Friday, January 8, 2016

Notes from the Mad Science Lab: Attenuated Plague

As of three days ago, everyone in the lab is sick. That includes myself, my two assistants, the crypto-zookeeper, and five support personnel. Symptoms included all the usual "flu-like" qualities, and then some: high fever, nausea, mucus, headaches, muscular weakness, lack of energy, diarrhea, swollen joints, hair loss, dizziness, and in one case (the janitor) even stigmata.

This... shouldn't be possible. Not only is this unlike any known disease, you would not believe the precautions we take against viral and bacterial threats. No, something like this would have to be introduced deliberately.

I was making a list of my enemies peers, and considering which of them might have been responsible, when another possibility occurred to me. Even with the cerebral edema, I couldn't believe I didn't think of it earlier. But we came down with this, all of us, all at once, about three days after my son came by for his scheduled visitation. My fifteen-year-old son, who had just spent the last month getting over a particularly nasty case of the flu.

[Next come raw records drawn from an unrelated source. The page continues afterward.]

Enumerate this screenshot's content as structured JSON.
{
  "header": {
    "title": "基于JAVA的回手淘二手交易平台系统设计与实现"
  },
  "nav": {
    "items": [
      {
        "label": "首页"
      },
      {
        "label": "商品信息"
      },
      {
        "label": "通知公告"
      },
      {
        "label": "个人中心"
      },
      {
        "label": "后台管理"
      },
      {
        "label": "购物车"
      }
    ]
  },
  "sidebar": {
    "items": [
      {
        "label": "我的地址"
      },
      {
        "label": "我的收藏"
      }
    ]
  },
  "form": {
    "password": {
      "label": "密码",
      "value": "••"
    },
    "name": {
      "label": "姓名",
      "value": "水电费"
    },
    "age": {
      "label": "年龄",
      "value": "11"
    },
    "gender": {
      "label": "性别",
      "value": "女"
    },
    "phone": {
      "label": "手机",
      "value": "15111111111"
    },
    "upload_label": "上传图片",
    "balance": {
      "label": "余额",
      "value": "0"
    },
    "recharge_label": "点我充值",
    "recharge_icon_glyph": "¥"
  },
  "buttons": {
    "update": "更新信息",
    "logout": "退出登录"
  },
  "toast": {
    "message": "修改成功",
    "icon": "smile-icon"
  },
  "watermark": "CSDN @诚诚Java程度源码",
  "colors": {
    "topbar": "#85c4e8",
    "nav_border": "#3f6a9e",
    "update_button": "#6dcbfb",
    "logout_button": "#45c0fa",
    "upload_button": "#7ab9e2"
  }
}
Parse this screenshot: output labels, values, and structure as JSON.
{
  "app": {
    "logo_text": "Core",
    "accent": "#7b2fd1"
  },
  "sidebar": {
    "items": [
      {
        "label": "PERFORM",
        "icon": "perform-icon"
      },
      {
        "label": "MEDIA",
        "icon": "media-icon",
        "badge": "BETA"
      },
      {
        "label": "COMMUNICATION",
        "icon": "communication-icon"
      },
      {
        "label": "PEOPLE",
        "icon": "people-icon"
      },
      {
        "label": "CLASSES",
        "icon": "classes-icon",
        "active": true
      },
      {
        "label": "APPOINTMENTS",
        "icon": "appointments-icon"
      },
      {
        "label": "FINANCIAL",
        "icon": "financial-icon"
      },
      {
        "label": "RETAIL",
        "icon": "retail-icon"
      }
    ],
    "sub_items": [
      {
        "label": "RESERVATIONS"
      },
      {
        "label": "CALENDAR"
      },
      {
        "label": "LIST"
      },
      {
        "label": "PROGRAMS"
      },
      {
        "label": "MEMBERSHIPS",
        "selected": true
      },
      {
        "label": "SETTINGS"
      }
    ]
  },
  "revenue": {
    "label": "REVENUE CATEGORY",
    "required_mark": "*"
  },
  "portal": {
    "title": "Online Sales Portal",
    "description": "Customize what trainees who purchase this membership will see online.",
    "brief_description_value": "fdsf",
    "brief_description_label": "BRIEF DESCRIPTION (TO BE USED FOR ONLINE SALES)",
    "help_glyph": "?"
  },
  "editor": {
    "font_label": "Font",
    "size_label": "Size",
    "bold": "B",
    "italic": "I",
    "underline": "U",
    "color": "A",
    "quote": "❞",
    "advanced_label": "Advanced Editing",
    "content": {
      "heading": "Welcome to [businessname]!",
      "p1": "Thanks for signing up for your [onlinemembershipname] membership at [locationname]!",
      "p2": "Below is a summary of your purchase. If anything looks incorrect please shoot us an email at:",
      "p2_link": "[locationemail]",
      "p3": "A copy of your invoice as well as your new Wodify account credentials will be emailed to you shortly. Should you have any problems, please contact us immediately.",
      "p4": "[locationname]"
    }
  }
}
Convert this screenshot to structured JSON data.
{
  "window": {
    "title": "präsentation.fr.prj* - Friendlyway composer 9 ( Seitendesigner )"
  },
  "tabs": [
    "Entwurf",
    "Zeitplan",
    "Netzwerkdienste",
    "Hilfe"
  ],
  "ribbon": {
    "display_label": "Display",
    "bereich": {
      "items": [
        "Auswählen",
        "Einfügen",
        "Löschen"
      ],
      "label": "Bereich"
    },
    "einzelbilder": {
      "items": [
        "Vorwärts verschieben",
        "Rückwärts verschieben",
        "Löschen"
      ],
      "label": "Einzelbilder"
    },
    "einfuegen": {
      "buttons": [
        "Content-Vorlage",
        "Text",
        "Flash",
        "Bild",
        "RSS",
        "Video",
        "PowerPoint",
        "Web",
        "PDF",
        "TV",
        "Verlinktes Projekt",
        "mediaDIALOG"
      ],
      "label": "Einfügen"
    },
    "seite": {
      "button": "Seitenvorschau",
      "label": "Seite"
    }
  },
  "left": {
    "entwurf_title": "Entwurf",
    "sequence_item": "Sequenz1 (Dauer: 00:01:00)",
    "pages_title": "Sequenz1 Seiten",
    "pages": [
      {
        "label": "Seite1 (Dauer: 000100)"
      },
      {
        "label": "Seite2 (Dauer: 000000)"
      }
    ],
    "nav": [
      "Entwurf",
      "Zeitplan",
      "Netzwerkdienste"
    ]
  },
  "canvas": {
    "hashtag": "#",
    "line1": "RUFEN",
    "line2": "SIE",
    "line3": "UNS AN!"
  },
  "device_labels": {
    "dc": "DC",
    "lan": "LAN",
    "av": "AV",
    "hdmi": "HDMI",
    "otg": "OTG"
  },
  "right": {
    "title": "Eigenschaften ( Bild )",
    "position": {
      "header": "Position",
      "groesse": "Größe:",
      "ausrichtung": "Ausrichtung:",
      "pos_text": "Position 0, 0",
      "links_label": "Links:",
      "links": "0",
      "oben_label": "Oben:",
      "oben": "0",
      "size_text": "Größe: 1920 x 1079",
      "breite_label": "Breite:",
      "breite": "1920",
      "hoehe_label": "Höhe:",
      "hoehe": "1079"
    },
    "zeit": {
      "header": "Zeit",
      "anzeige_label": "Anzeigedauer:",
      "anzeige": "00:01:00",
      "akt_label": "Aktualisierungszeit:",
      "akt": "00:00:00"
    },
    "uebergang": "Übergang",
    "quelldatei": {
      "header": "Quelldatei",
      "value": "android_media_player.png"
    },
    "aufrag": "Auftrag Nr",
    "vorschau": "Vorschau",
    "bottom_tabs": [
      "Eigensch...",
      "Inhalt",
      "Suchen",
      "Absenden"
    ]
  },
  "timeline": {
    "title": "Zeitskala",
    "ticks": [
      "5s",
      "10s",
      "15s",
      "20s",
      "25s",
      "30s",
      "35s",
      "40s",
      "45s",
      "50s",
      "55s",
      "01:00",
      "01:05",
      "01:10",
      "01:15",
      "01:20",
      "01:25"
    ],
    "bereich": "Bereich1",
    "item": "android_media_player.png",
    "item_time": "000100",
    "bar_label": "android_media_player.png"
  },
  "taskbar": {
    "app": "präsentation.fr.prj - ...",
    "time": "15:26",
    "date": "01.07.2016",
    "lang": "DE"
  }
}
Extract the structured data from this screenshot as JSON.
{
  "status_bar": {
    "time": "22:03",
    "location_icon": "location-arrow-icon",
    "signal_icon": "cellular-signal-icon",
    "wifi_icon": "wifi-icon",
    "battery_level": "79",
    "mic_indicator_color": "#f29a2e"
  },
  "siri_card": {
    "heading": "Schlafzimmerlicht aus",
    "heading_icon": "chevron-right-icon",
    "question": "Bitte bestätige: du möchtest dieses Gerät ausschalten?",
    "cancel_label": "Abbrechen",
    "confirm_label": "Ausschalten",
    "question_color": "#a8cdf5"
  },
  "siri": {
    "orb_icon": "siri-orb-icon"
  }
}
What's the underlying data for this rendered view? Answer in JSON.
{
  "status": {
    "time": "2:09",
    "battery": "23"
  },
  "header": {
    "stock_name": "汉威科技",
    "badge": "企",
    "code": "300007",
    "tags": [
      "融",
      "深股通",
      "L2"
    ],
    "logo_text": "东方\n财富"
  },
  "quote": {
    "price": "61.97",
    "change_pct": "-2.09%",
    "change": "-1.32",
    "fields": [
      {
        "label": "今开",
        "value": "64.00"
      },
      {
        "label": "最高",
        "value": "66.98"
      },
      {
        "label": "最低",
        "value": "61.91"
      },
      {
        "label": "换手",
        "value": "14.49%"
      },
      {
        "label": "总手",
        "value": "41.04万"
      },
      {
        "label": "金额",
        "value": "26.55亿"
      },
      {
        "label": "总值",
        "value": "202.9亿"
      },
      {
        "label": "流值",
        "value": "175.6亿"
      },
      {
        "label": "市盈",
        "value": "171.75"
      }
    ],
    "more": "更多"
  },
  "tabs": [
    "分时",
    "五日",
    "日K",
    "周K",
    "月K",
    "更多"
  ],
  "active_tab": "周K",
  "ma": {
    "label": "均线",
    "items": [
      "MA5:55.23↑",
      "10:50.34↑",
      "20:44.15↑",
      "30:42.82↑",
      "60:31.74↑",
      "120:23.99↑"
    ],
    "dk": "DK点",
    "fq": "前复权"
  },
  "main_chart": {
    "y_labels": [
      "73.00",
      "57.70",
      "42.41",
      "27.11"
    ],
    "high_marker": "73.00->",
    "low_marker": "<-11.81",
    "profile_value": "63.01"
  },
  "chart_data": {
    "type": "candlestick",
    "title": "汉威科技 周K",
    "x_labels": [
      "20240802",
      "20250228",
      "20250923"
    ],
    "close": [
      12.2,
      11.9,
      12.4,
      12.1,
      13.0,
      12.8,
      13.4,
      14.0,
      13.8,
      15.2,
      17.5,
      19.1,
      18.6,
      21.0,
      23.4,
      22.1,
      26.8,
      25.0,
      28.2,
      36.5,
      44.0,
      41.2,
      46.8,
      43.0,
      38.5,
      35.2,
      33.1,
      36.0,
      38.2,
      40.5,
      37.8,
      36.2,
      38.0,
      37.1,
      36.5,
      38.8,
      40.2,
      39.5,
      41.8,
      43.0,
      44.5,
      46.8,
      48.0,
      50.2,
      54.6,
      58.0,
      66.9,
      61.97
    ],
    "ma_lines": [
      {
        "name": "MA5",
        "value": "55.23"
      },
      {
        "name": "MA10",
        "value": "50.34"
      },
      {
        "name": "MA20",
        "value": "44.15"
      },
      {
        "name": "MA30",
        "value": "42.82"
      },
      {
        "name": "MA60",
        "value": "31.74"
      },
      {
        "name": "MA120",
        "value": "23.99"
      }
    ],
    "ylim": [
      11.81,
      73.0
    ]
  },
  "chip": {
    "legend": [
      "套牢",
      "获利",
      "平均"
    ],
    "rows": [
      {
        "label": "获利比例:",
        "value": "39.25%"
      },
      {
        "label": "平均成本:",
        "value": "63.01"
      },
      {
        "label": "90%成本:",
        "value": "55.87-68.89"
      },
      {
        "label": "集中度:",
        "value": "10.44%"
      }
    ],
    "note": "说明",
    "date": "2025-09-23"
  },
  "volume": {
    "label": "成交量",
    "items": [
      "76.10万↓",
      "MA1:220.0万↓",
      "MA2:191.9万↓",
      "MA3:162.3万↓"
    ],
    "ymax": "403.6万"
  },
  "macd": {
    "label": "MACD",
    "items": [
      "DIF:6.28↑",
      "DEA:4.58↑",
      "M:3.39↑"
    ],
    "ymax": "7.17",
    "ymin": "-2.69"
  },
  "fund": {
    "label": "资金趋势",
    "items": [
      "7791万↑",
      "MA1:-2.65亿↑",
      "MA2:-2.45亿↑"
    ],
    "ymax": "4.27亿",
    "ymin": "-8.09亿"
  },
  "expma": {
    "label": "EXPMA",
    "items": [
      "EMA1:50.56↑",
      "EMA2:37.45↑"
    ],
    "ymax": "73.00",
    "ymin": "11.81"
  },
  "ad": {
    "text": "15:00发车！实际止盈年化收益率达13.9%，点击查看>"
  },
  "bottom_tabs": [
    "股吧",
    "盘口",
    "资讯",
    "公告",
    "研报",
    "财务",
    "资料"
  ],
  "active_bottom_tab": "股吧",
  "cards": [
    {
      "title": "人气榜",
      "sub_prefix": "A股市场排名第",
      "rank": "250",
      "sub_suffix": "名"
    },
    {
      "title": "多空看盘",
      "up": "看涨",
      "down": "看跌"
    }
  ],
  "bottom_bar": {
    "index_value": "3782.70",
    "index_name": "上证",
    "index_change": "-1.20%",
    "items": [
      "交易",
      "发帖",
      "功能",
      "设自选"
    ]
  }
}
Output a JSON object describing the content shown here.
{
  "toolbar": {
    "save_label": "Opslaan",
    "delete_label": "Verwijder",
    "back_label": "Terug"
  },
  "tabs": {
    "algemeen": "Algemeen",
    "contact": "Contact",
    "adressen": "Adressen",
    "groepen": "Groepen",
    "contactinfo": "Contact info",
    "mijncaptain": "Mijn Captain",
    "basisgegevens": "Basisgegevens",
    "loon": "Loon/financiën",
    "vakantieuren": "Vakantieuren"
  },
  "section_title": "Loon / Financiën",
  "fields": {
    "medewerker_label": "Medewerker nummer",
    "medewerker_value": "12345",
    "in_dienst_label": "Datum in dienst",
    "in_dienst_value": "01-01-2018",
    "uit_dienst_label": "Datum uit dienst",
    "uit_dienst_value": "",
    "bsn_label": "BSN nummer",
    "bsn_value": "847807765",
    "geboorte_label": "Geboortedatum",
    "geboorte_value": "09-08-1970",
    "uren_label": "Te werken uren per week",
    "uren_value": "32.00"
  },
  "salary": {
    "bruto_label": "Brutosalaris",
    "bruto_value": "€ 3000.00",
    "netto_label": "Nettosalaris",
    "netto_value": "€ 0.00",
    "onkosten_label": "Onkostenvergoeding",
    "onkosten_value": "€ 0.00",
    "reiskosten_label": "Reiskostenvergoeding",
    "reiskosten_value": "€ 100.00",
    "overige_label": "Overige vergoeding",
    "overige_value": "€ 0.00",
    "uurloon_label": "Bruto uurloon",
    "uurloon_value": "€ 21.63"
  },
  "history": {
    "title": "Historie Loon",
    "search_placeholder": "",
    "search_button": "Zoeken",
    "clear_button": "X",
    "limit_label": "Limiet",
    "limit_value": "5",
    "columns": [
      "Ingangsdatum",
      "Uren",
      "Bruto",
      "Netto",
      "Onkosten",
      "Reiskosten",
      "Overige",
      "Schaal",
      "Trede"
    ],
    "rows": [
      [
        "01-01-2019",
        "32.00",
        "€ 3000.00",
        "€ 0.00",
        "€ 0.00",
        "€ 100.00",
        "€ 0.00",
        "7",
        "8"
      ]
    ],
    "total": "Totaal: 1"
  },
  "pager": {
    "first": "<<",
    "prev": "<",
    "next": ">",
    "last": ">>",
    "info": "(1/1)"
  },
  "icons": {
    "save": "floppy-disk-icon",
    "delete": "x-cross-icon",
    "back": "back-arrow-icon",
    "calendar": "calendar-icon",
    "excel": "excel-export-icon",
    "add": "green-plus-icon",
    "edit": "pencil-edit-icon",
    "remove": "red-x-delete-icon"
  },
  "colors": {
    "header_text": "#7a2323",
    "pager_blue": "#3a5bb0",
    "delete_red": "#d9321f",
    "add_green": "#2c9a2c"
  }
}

My son, who likes to play with the gene sequencer.

Sure enough, when I checked the logs on the sequencer, I found that he'd been tinkering with a virus. He must have introduced it to all of us, deliberately.

So I called him up and asked him why he was trying to kill us.

Unsurprisingly, he said he wasn't actually trying to kill us. "If my calculations are correct," he told me, "there's only about a four percent chance of death, if you have proper medical care. It's an attenuated strain."

An attenuated strain of what, exactly? "Everything," he told me. "Measles, polio, West Nile, influenza, HIV, strep, Ebola, mono, herpes... it has pieces of all the heavy hitters."

"So it's a super-plague?"

"An attenuated super-plague," he said. I waited, and he explained: "I mean, yeah, it's still pretty horrible, but once you get over it you should be highly resistant to just about everything."

So... fine. My son has inoculated us, and he probably hasn't killed us. And he said he wouldn't release it into the general population; a four percent mortality rate would cause a lot of chaos. So everything is probably fine.

Probably.

2 comments:

  1. And this is why, when possible, the medical establishment prefers killed vaccines to attenuated ones.